An abused daughter-in-law from India. A Japanese housewife. A Prime Minister’s wife. On paper, these characters couldn’t be more different from one another. However, they all share the same wants and desires- to be loved and recognized as equal to men.
Asa Palomera’s Women of Asia explores the subjugation faced by women, deconstructing the myth of the “ideal” Asian wife and mother in the process. At the beginning of the play, images of women from countries such as Thailand, India and Japan are flashed across the screen, celebrating Asian women in all their uniqueness and diversity. Yet the stories we hear after that are far from celebratory.
The play presents 7 sketches told in succession, with inspiration being drawn from real life experiences. Having written and directed the entire show, Palomera proves to be a master of powerful and intricate storytelling. The stories we hear are deeply personal and intimate- one could very well imagine one of the characters being their close friend, sister or mother.

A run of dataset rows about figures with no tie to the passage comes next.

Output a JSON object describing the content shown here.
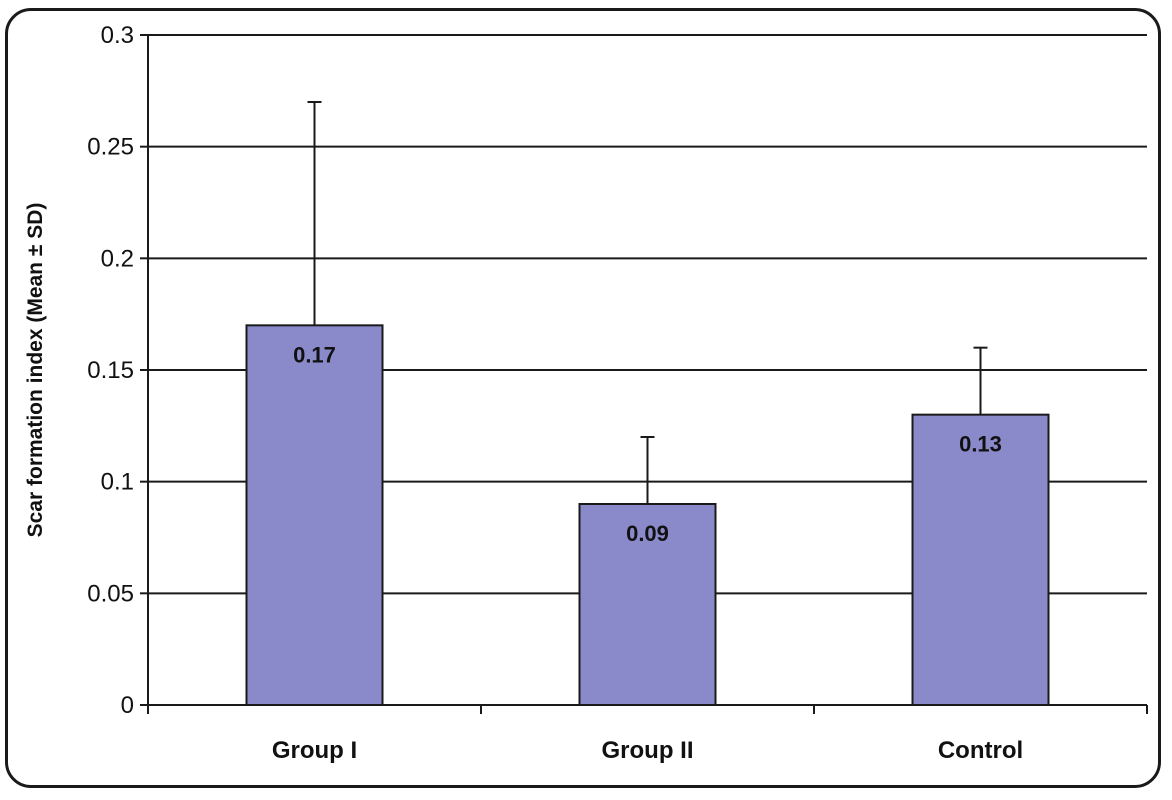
{
  "chart_data": {
    "type": "bar",
    "title": "",
    "xlabel": "",
    "ylabel": "Scar formation index (Mean ± SD)",
    "categories": [
      "Group I",
      "Group II",
      "Control"
    ],
    "values": [
      0.17,
      0.09,
      0.13
    ],
    "error_upper": [
      0.27,
      0.12,
      0.16
    ],
    "data_labels": [
      "0.17",
      "0.09",
      "0.13"
    ],
    "ylim": [
      0,
      0.3
    ],
    "yticks": [
      0,
      0.05,
      0.1,
      0.15,
      0.2,
      0.25,
      0.3
    ],
    "ytick_labels": [
      "0",
      "0.05",
      "0.1",
      "0.15",
      "0.2",
      "0.25",
      "0.3"
    ],
    "grid": true,
    "bar_color": "#8a8acb",
    "legend": "none"
  }
}
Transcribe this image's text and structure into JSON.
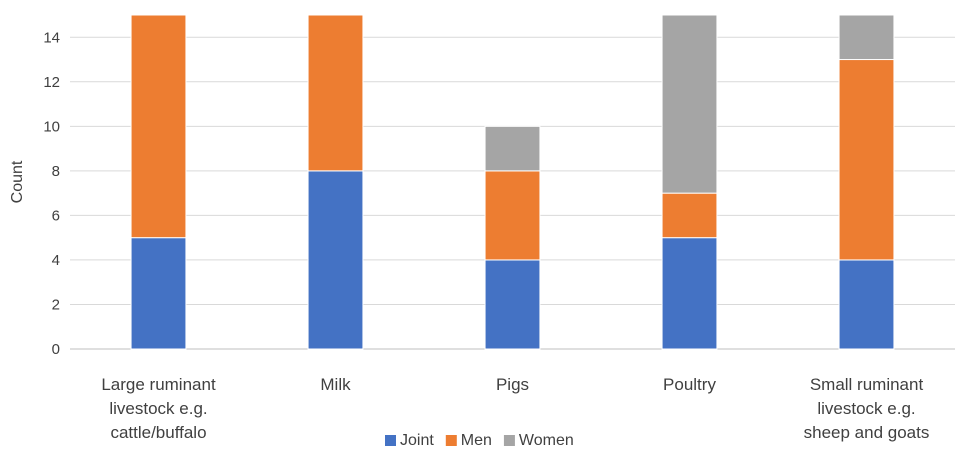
{
  "chart_data": {
    "type": "bar",
    "stacked": true,
    "categories": [
      [
        "Large ruminant",
        "livestock e.g.",
        "cattle/buffalo"
      ],
      [
        "Milk"
      ],
      [
        "Pigs"
      ],
      [
        "Poultry"
      ],
      [
        "Small ruminant",
        "livestock e.g.",
        "sheep and goats"
      ]
    ],
    "series": [
      {
        "name": "Joint",
        "color": "#4472C4",
        "values": [
          5,
          8,
          4,
          5,
          4
        ]
      },
      {
        "name": "Men",
        "color": "#ED7D31",
        "values": [
          10,
          7,
          4,
          2,
          9
        ]
      },
      {
        "name": "Women",
        "color": "#A5A5A5",
        "values": [
          0.2,
          0.2,
          2,
          9,
          3
        ]
      }
    ],
    "ylabel": "Count",
    "ylim": [
      0,
      15
    ],
    "yticks": [
      0,
      2,
      4,
      6,
      8,
      10,
      12,
      14
    ],
    "grid": true,
    "legend": "bottom"
  }
}
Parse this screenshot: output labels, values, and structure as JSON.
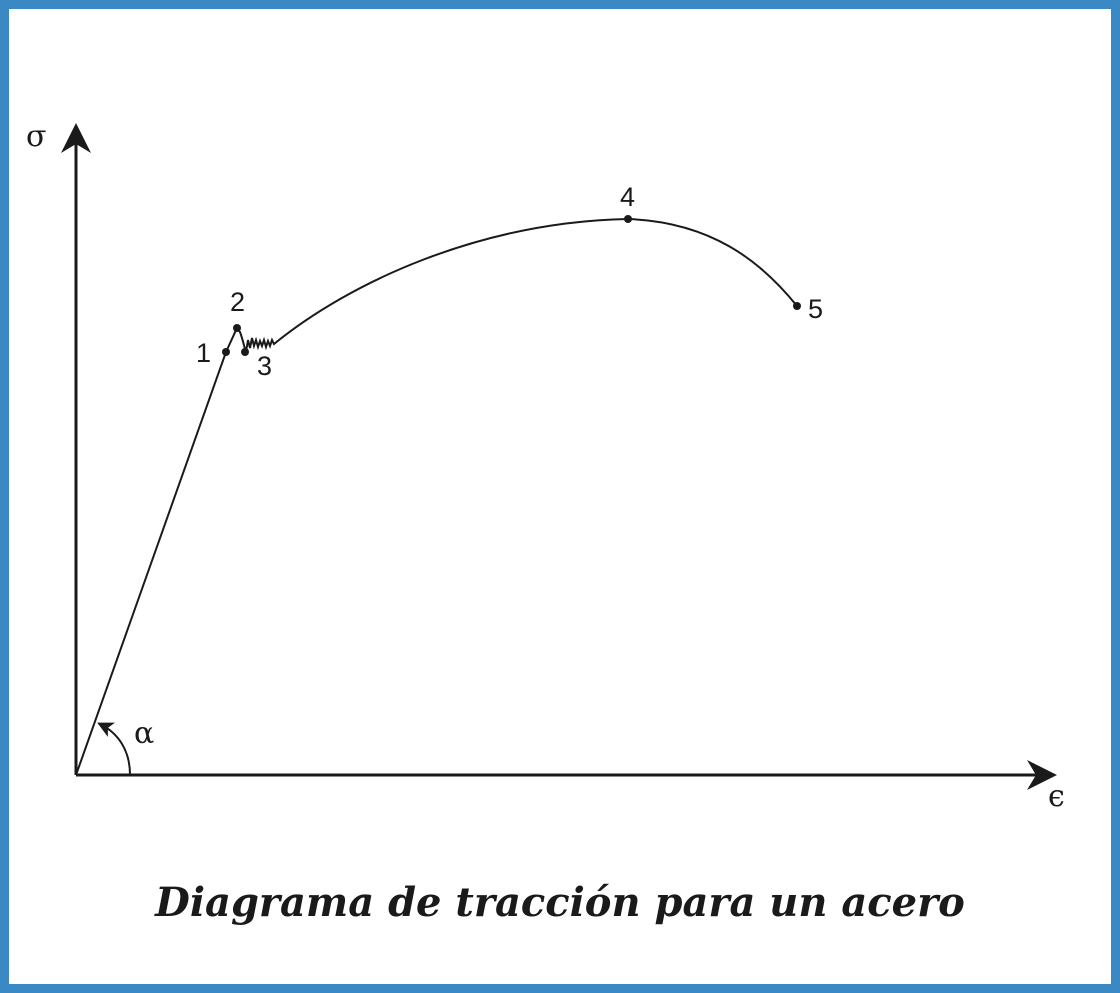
{
  "diagram": {
    "y_axis_label": "σ",
    "x_axis_label": "ϵ",
    "angle_label": "α",
    "points": [
      {
        "id": "1",
        "label": "1"
      },
      {
        "id": "2",
        "label": "2"
      },
      {
        "id": "3",
        "label": "3"
      },
      {
        "id": "4",
        "label": "4"
      },
      {
        "id": "5",
        "label": "5"
      }
    ],
    "caption": "Diagrama de tracción para un acero"
  },
  "colors": {
    "border": "#3a89c4",
    "ink": "#1a1a1a"
  }
}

One of the stories that stood out was that of an Indian mother-in-law who describes the abuse she faced as a child. Eventually, she proceeds to mistreat her own daughter-in-law, selling her kidney and one of her eyes in exchange for money. The scene undeniably brings to light the rampant oppression of women in India, where daughters-in-laws are often treated as second-class citizens.
Another poignant tale features a Japanese housewife trapped in a loveless marriage. In a climatic monologue, she recounts how her husband merely viewed her as an object to satisfy his sexual urges. Filled with desperation, she ultimately attempts suicide along with her two young children.

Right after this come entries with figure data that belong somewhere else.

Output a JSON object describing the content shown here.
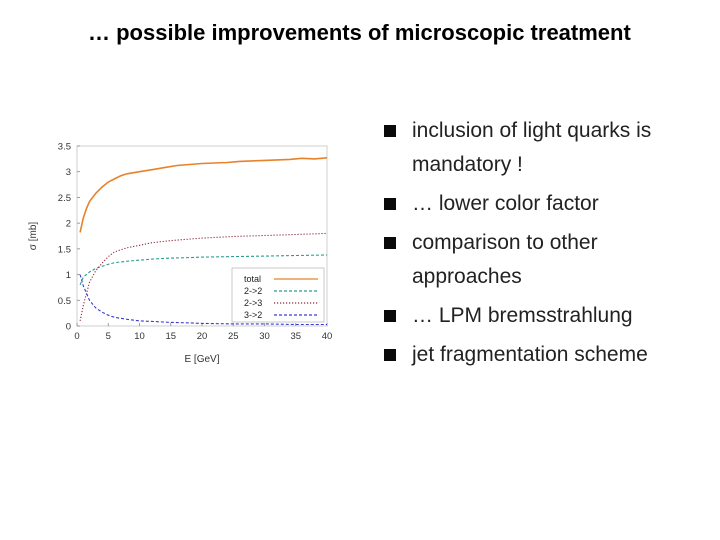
{
  "slide": {
    "title": "… possible improvements of microscopic treatment"
  },
  "bullets": [
    "inclusion of light quarks is mandatory !",
    "… lower color factor",
    "comparison to other approaches",
    "… LPM bremsstrahlung",
    "jet fragmentation scheme"
  ],
  "chart_data": {
    "type": "line",
    "title": "",
    "xlabel": "E [GeV]",
    "ylabel": "σ [mb]",
    "xlim": [
      0,
      40
    ],
    "ylim": [
      0,
      3.5
    ],
    "xticks": [
      0,
      5,
      10,
      15,
      20,
      25,
      30,
      35,
      40
    ],
    "yticks": [
      0,
      0.5,
      1,
      1.5,
      2,
      2.5,
      3,
      3.5
    ],
    "grid": false,
    "legend_position": "bottom-right",
    "series": [
      {
        "name": "total",
        "color": "#e8822a",
        "style": "solid",
        "x": [
          0.5,
          1,
          1.5,
          2,
          3,
          4,
          5,
          6,
          7,
          8,
          10,
          12,
          14,
          16,
          18,
          20,
          22,
          24,
          26,
          28,
          30,
          32,
          34,
          36,
          38,
          40
        ],
        "y": [
          1.82,
          2.1,
          2.28,
          2.42,
          2.58,
          2.7,
          2.8,
          2.86,
          2.92,
          2.96,
          3.0,
          3.04,
          3.08,
          3.12,
          3.14,
          3.16,
          3.17,
          3.18,
          3.2,
          3.21,
          3.22,
          3.23,
          3.24,
          3.26,
          3.25,
          3.27
        ]
      },
      {
        "name": "2->2",
        "color": "#2a9d8f",
        "style": "dashed",
        "x": [
          0.5,
          1,
          2,
          3,
          4,
          5,
          6,
          8,
          10,
          12,
          15,
          18,
          20,
          25,
          30,
          35,
          40
        ],
        "y": [
          0.8,
          0.95,
          1.05,
          1.12,
          1.16,
          1.2,
          1.23,
          1.26,
          1.28,
          1.3,
          1.32,
          1.33,
          1.34,
          1.35,
          1.36,
          1.37,
          1.38
        ]
      },
      {
        "name": "2->3",
        "color": "#8b2a3a",
        "style": "dotted",
        "x": [
          0.5,
          1,
          2,
          3,
          4,
          5,
          6,
          8,
          10,
          12,
          15,
          18,
          20,
          25,
          30,
          35,
          40
        ],
        "y": [
          0.1,
          0.4,
          0.85,
          1.08,
          1.22,
          1.35,
          1.44,
          1.52,
          1.57,
          1.62,
          1.66,
          1.69,
          1.71,
          1.74,
          1.76,
          1.78,
          1.8
        ]
      },
      {
        "name": "3->2",
        "color": "#3a3ad0",
        "style": "dashed",
        "x": [
          0.5,
          1,
          2,
          3,
          4,
          5,
          6,
          8,
          10,
          12,
          15,
          18,
          20,
          25,
          30,
          35,
          40
        ],
        "y": [
          1.0,
          0.78,
          0.5,
          0.35,
          0.27,
          0.21,
          0.17,
          0.13,
          0.1,
          0.09,
          0.07,
          0.06,
          0.05,
          0.04,
          0.04,
          0.03,
          0.03
        ]
      }
    ]
  }
}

Powerhouse performances by the main cast added further richness and emotional resonance to the play. Despite taking an 8 year hiatus from acting, veteran actresses Koh Chieng Mun is at the top of her game, commanding the audience’s attention confidently and effortlessly in her scenes.
Playing an opera heroine, Koh laments the status of Puccini’s Madame Butterfly as an idealized victim pining for her European lover. Why must be the woman sacrificed herself when she is abandoned? As Koh aptly puts it, an ideal ending would be one where Madame Butterfly drives the sword into her lover’s chest rather than her own. After all, he truly deserves it, doesn’t he?
Special mention must also be given to fresh faces such as Nadia Abdul Rahman, Charis Ng and Benedict Hew. Rahman is especially electrifying in her roles as an Indian daughter-in-law and a Thai prostitute sold into sexual slavery. Possessing a strong stage presence, we look forward to seeing the young actress in future stage productions.
Under Palomera’s sensitive and passionate direction, Women of Asia succeeds in showing how much further we have to go in order to achieve gender equality. By advocating for women who voices have been drowned out in male-dominated societies, the play serves as a symbol of hope and change not only for women in Asia but around the world as well.